Talvez por causa do ineditismo no assunto, na época, passados seis anos a Escola de Comunicação e Artes (ECA) da Universidade de São Paulo (USP), vendo o artigo em meu site, pediu permissão para publica-lo, com o mesmo título, revista Comunicação & Educação. Naturalmente que dei permissão – e me senti até orgulhoso de que algo despretensioso que havia escrito seis anos antes fosse julgado digno de figurar numa revista da ECA/USP. Fiz uma pequena revisão e enviei o artigo à ECA. Ele foi publicado no nº 16, de Dezembro 1999. Faz quase dezoito anos. Tenho um exemplar da revista. Apenas um.

Agora um grande amigo, Marcelo Girsas, que se tornou amigo naquela época, em Campinas, em contexto totalmente diverso, quando os interesses de um e de outro eram mais voltados para a tecnologia, e que agora mora em Florianópolis, ele e eu vindo ou voltando a ter interesses na área da religião, me perguntou sobre o tema dos “desigrejados”, que está a interessa-lo – e que, por dever de ofício, deveria estar a me interessar também, embora tenha concentrado minha atenção, dentro da área da História da Igreja e do Pensamento Cristão, mais em questões antigas do que contemporâneas. Rascunhei uma resposta rápida, mas me lembrei do artigo.

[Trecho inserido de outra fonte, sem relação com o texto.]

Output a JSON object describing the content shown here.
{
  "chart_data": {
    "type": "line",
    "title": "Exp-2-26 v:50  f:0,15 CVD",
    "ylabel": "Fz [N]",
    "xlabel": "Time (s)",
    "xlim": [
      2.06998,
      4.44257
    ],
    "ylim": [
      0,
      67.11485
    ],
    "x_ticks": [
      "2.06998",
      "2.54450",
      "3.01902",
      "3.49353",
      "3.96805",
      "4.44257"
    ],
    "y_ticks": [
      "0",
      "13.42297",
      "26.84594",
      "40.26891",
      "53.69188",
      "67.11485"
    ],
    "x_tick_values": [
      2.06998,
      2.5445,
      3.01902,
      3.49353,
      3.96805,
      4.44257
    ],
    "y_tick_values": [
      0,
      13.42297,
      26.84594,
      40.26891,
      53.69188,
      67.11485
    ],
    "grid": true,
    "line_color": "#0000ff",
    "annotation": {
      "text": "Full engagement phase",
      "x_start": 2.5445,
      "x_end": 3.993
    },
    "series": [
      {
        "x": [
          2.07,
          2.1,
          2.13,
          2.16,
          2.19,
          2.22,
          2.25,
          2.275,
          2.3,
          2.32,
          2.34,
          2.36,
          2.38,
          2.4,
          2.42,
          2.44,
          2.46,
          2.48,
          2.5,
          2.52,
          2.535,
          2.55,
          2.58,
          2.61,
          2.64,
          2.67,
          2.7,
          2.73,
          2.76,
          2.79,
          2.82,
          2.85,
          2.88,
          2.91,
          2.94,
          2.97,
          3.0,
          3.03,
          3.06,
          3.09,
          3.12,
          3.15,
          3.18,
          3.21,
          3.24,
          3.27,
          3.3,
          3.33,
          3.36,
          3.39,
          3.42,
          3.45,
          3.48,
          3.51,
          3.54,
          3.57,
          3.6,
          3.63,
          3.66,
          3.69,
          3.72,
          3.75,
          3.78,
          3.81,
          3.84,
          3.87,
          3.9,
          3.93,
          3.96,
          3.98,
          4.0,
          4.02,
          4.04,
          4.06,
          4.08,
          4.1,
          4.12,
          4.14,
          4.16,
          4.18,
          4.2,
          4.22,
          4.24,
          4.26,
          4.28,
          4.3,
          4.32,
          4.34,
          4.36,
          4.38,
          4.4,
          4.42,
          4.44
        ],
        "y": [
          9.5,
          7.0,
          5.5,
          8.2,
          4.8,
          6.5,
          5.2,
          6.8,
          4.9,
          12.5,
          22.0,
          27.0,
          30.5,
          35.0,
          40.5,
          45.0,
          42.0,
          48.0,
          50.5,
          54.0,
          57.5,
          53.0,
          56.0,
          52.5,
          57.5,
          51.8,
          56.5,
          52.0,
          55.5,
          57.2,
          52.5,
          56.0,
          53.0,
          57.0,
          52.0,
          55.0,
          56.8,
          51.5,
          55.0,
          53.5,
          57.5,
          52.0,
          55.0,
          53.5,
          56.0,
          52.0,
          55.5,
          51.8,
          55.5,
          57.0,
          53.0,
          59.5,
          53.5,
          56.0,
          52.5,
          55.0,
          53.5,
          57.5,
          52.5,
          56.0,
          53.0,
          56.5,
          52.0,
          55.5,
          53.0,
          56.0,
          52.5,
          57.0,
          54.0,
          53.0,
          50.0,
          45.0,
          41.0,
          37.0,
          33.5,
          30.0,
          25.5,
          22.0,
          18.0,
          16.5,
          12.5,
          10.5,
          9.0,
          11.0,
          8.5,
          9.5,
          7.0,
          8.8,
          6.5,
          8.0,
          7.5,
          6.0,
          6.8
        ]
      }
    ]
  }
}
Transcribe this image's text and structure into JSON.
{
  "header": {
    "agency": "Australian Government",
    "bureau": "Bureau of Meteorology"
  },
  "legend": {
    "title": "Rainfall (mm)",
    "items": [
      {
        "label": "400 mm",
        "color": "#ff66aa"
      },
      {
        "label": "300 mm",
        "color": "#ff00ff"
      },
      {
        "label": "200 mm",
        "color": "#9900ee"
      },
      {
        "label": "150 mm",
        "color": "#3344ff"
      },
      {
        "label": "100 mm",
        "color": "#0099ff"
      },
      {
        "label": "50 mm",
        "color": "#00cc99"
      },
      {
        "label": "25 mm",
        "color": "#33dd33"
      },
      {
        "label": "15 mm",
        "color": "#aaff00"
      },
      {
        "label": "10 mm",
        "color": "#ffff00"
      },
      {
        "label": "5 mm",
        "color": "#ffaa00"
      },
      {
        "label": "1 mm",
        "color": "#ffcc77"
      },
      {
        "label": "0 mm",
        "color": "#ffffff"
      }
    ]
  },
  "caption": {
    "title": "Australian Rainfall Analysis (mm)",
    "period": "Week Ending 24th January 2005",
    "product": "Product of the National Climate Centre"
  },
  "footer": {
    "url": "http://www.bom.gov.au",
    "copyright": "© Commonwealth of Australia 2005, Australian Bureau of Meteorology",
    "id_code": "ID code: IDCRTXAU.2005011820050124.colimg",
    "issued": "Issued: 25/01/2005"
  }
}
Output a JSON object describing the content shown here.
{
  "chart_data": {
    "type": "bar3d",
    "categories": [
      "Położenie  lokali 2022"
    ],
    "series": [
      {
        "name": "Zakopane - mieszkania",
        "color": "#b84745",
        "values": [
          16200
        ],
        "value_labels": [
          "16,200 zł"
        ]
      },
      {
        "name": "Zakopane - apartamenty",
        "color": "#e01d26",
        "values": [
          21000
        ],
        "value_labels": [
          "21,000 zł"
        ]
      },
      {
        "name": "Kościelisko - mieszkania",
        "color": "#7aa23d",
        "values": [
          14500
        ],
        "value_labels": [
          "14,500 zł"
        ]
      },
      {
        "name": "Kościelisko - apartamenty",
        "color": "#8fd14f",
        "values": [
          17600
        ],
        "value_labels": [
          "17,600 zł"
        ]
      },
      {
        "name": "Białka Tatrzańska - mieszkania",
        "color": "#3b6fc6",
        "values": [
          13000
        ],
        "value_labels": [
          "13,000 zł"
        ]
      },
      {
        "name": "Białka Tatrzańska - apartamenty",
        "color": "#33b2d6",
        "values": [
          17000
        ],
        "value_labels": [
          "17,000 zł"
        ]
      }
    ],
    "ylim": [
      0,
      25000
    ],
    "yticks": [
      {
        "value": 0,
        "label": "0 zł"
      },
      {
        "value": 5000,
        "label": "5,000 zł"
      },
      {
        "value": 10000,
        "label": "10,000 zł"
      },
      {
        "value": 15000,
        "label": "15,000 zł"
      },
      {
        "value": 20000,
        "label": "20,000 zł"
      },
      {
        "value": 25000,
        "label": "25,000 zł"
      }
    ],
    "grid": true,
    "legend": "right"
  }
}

Verifiquei no meu blog, e, por uma omissão injustificável, o artigo não estava lá. Encontrei-o na seção “My Writing” de um disco rígido de backup, que possui quatro teras de espaço de armazenamento e que destinei a servir de quarto de despejo de coisas que um dia gostaria de rever. Vou publica-lo a seguir na versão que enviei para a ECA/USP, só corrigindo a ortografia, para a que se adapte às regras atuais, e colocando uma ou outra nota, em colchetes. Aqui vai.

o O o

A expressão “realidade virtual”, embora cunhada recentemente [Nota de 2017: a primeira versão do artigo é de 1993], se refere a algo que, em certo sentido, sempre foi do conhecimento de todos. Os acontecimentos descritos em obras literárias de ficção ou exibidos na maioria das peças de teatro, filmes, e novelas representam uma “realidade virtual” — isto é, uma realidade que, conquanto não exista no plano “real”, existe no plano “virtual”, isto é, imaginado ou potencial.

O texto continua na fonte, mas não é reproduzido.